I\'m trying to restore my dump file, but it caused an error:
psql:psit.sql:27485: invalid command \\N
Is there a solution? I searched, but
In my recent experience, it's possible to get this error when the real problem has nothing to do with escape characters or newlines. In my case, I had created a dump from database A with
pg_dump -a -t table_name > dump.sql
and was trying to restore it to database B with
psql < dump.sql
(after updating the proper env vars, of course)
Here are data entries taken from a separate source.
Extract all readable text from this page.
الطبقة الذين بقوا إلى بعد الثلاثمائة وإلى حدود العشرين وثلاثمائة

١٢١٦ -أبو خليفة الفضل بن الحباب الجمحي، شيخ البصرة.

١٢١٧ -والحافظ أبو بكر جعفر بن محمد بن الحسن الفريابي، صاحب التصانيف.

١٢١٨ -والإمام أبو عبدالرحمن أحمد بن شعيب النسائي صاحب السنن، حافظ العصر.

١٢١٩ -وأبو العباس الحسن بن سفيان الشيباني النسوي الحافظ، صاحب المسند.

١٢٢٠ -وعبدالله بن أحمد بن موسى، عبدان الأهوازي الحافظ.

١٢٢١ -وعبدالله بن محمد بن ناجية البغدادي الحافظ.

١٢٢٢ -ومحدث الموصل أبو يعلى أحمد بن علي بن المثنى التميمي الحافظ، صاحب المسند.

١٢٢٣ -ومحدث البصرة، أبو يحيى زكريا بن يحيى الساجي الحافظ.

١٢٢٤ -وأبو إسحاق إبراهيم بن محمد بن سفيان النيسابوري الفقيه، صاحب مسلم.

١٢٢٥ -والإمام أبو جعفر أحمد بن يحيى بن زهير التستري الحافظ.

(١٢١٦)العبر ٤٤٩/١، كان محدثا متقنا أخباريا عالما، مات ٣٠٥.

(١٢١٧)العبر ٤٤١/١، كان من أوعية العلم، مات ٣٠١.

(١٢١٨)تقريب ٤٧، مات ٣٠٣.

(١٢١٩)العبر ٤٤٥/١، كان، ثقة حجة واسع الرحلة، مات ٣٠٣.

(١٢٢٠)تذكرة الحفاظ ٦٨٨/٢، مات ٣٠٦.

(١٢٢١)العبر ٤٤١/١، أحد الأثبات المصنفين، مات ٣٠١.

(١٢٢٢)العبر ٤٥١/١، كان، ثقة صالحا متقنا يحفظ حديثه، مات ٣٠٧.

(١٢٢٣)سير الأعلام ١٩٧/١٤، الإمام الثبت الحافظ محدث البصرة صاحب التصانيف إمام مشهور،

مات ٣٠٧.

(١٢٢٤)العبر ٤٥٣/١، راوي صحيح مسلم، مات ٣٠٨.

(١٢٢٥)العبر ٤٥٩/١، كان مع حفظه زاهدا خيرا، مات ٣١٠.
What I finally figured out was that the dump, though it was data-only
(the -a
option, so that the table structure isn't explicitly part of the dump), was schema-specific. That meant that without manually modifying the dump, I couldn't use a dump generated from schema1.table_name
to populate schema2.table_name
. Manually modifying the dump was easy, the schema is specified in the first 15 lines or so.
Same thing was happened to me today. I handled issue by dumping with --inserts command.
What I do is:
1) pg_dump with inserts:
pg_dump dbname --username=usernamehere --password --no-owner --no-privileges --data-only --inserts -t 'schema."Table"' > filename.sql
2) psql (restore your dumped file)
psql "dbname=dbnamehere options=--search_path=schemaname" --host hostnamehere --username=usernamehere -f filename.sql >& outputfile.txt
Note-1 ) Make sure that adding outputfile will increase speed of import.
Note-2 ) Do not forget to create table with exact same name and columns before importing with psql.